Multifetcher listens for POST requests at its root URL. The body of the request should be a JSON array of objects representing the HTTP requests to make. An example POST request body might look like this:
[
{
"id": "1",
"method": "GET",
"url": "https://google.com"
},
{
"id": "2",
"method": "GET",
"headers": {"Cookie": "foo=bar"},
"url": "https://yandex.ru"
},
{
"id": "3",
"method": "GET",
"headers": {"Foo": "Bar"},
"url": "https://httpbin.org/json"
}
]
The server responds with a stream of newline-separated JSON objects.
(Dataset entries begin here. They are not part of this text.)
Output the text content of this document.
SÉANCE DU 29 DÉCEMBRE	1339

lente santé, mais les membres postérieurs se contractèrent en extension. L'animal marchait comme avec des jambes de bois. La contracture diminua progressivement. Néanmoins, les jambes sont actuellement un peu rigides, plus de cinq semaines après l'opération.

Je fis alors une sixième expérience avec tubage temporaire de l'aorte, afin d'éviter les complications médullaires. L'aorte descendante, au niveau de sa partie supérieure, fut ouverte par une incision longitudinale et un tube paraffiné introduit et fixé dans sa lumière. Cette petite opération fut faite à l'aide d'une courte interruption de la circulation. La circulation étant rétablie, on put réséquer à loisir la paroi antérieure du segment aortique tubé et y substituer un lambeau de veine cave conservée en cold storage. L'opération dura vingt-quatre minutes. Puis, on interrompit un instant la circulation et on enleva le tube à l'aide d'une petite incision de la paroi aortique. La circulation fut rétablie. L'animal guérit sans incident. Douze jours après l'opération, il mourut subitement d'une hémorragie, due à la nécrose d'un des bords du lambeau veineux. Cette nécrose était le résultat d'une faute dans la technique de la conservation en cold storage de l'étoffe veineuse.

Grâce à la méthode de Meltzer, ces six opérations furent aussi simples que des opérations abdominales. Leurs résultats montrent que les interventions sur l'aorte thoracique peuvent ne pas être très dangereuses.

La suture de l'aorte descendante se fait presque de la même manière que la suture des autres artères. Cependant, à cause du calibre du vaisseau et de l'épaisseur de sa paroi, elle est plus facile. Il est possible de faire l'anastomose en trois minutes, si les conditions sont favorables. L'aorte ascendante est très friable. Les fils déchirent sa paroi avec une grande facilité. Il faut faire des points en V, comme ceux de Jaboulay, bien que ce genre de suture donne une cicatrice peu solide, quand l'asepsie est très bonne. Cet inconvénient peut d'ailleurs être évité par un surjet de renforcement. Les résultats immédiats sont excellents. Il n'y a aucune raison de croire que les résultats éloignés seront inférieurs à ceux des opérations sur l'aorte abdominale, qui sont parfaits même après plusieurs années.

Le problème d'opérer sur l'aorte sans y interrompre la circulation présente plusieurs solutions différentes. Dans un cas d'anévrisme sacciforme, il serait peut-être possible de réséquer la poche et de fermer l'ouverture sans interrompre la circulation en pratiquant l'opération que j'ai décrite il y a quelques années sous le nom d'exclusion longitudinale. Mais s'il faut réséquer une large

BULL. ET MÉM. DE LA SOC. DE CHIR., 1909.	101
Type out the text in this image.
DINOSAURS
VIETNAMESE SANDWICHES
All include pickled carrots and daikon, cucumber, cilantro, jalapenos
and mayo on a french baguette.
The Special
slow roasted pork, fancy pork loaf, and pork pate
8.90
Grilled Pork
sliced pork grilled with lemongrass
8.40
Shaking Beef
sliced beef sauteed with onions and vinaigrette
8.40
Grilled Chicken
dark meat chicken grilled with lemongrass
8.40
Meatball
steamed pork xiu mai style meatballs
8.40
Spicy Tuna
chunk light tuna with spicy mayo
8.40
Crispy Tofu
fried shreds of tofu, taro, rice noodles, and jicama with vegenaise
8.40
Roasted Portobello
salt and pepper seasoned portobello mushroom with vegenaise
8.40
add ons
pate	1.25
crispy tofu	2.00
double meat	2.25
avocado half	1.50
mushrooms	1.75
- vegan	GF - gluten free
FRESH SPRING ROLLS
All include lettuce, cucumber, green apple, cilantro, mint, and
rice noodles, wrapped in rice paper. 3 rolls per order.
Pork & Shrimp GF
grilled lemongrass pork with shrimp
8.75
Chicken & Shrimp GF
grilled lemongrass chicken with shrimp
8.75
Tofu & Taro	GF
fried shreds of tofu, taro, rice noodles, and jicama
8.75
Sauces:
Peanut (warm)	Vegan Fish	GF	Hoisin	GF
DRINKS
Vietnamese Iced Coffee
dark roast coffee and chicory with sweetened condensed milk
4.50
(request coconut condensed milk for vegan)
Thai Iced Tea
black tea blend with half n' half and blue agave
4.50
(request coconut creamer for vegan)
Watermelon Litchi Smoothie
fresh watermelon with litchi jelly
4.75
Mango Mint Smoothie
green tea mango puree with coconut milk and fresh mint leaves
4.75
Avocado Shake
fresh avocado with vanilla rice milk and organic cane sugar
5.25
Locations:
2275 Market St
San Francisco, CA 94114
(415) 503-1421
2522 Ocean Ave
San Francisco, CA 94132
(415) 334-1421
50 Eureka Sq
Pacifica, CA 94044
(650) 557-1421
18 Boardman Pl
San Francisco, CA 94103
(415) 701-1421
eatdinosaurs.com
Each object corresponds to a response from one of the HTTP requests:
{"id": "1", "url": "https://google.com", "response": "<!doctype html><html itemscope=\"\"<...>"}
{"id": "2", "url": "https://yandex.ru", "response": "<!DOCTYPE html><html class=\"i-ua_js_<...>"}
{"id": "3", "url": "https://httpbin.org/json", "response": "{\n \"slideshow\": {\n<...>"}
You can test Multifetcher by running the provided test.py
script:
python test.py
This script sends a series of test HTTP requests to the server and prints the responses.
This project is licensed under the MIT License. See the LICENSE file for details.